To help address remaining barriers to HIV care, especially among underserved populations, The Merck Company Foundation has established a three-year initiative—HIV Care Collaborative for Underserved Populations in the United States—to connect more people living with HIV to the care they need to stay healthy. The Foundation is committing $3 million to support local health departments in Atlanta, Georgia; Houston, Texas; and Philadelphia, Pennsylvania. Nearly a third or more of Americans known to have HIV in the United States are not in care, and these cities are among the top 10 with the highest HIV burden in the U.S.1,2
Research shows that when you are able to connect those who are HIV-positive with ongoing care, it not only reduces HIV risk behaviors but also reduces viral load from antiretroviral therapy (ART), which collectively contribute to overall decreases in HIV transmission. That’s why the U.S. National HIV/AIDS Strategy (NHAS) calls for the establishment of “a seamless system to immediately link people to continuous and coordinated quality care when they are diagnosed with HIV.”3
In alignment with this overall NHAS goal, the Collaborative is tackling this challenge head on and will work to improve access to available healthcare for HIV-positive people by:
Introducing innovative, community-based approaches with local health systems to improve timely access to quality HIV care for underserved adult populations
Strengthening healthcare providers’ skills and relationships with patients
Helping to reduce new HIV infections among populations at greatest risk
Sharing important findings and lessons learned to further the development of innovative, multifaceted programs that improve the quality of healthcare for people living with HIV/AIDS
The Collaborative will not be starting from scratch at the three program sites, but will build on efforts already underway:
Atlanta/Fulton County Department of Health and Wellness: Bridging the Gap will focus on HIV-positive clients referred to and enrolled in the county’s HIV Primary Care Clinic by implementing a community-based-care Linkage Coordinator and referral program.

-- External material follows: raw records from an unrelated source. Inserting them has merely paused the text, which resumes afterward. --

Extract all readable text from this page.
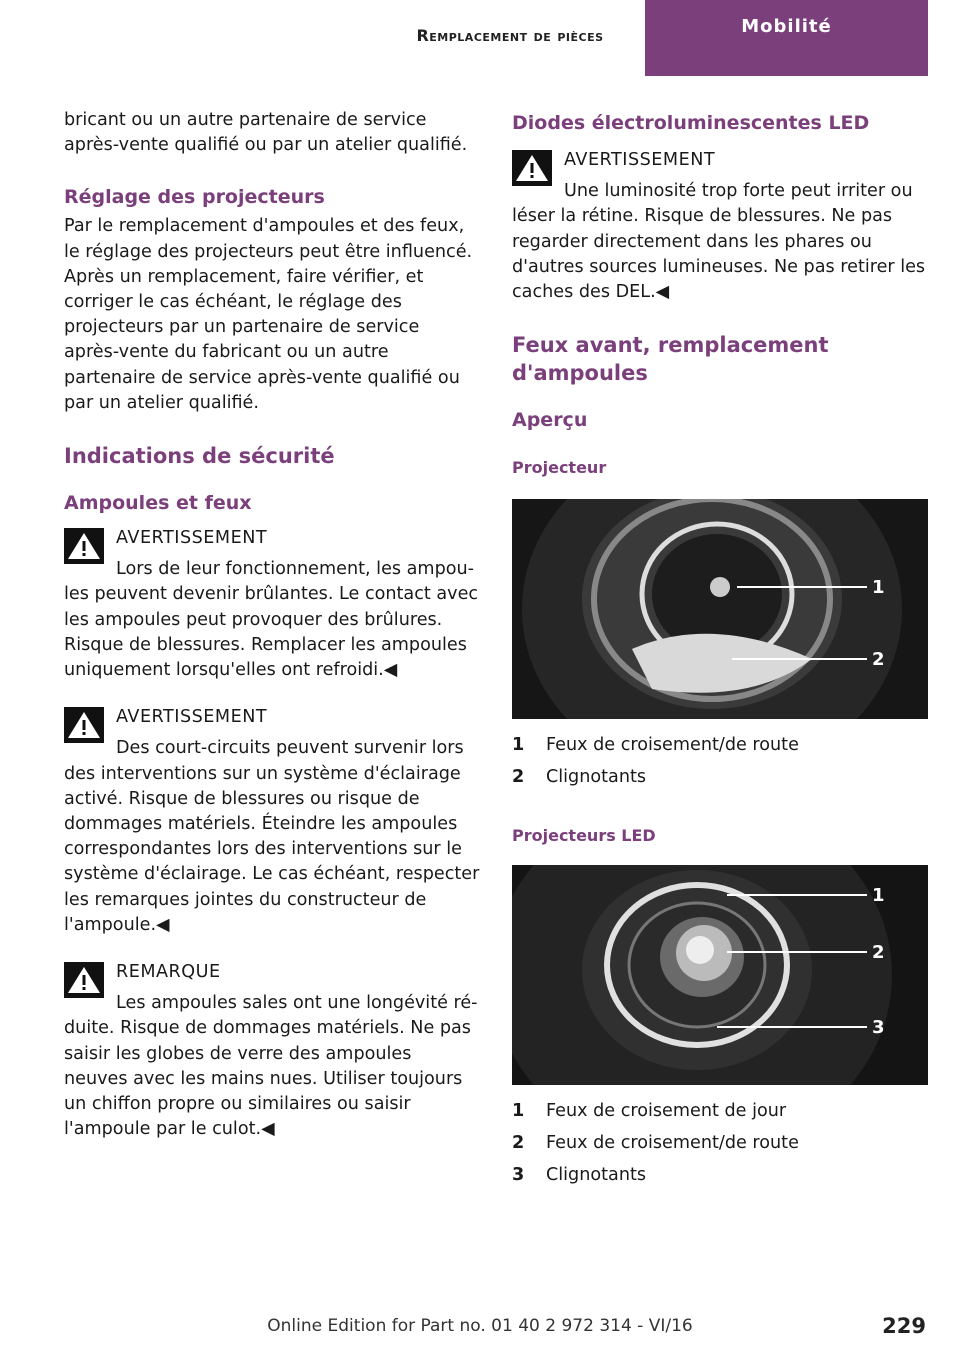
Remplacement de pièces	Mobilité

bricant ou un autre partenaire de service après-vente qualifié ou par un atelier qualifié.

Réglage des projecteurs

Par le remplacement d'ampoules et des feux, le réglage des projecteurs peut être influencé. Après un remplacement, faire vérifier, et corriger le cas échéant, le réglage des projecteurs par un partenaire de service après-vente du fabricant ou un autre partenaire de service après-vente qualifié ou par un atelier qualifié.

Indications de sécurité
Ampoules et feux

AVERTISSEMENT

Lors de leur fonctionnement, les ampou-

les peuvent devenir brûlantes. Le contact avec les ampoules peut provoquer des brûlures. Risque de blessures. Remplacer les ampoules uniquement lorsqu'elles ont refroidi.◀

AVERTISSEMENT

Des court-circuits peuvent survenir lors

des interventions sur un système d'éclairage activé. Risque de blessures ou risque de dommages matériels. Éteindre les ampoules correspondantes lors des interventions sur le système d'éclairage. Le cas échéant, respecter les remarques jointes du constructeur de l'ampoule.◀

REMARQUE

Les ampoules sales ont une longévité ré-

duite. Risque de dommages matériels. Ne pas saisir les globes de verre des ampoules neuves avec les mains nues. Utiliser toujours un chiffon propre ou similaires ou saisir l'ampoule par le culot.◀

Diodes électroluminescentes LED

AVERTISSEMENT

Une luminosité trop forte peut irriter ou

léser la rétine. Risque de blessures. Ne pas regarder directement dans les phares ou d'autres sources lumineuses. Ne pas retirer les caches des DEL.◀

Feux avant, remplacement d'ampoules
Aperçu
Projecteur
1
2
1	Feux de croisement/de route
2	Clignotants
Projecteurs LED
1
2
3
1	Feux de croisement de jour
2	Feux de croisement/de route
3	Clignotants
Online Edition for Part no. 01 40 2 972 314 - VI/16	229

The George Washington University (GWU) School of Public Health and Health Services will serve as the National Program Office for the HIV Care Collaborative. GWU will provide overall technical assistance to each of the program sites; help foster a “peer-learning” network among the health departments and local partners by regularly convening meetings and forums and by sharing best practices and challenges; and evaluate the progress and results of programs.
1Mugavero, M.J., Lin, H.Y., Allison, J.J., Willig, J.H., Chang, P.W., J. et al., (2007) “Failure to Establish HIV Care: Characterizing the “No Show” Phenomenon,” Clinical Infectious Disease, 45, 127–30.
2Centers for Disease Control and Prevention, Estimates of new HIV infections in the United States. August 2008. www.cdc.gov/hiv/topics/surveillance/resources/factsheets/pdf/incidence.pdf.
3The White House Office of National AIDS Policy, National HIV/AIDS Strategy for the United States, July 2010. www.whitehouse.gov/sites/default/files/uploads/NHAS.pdf.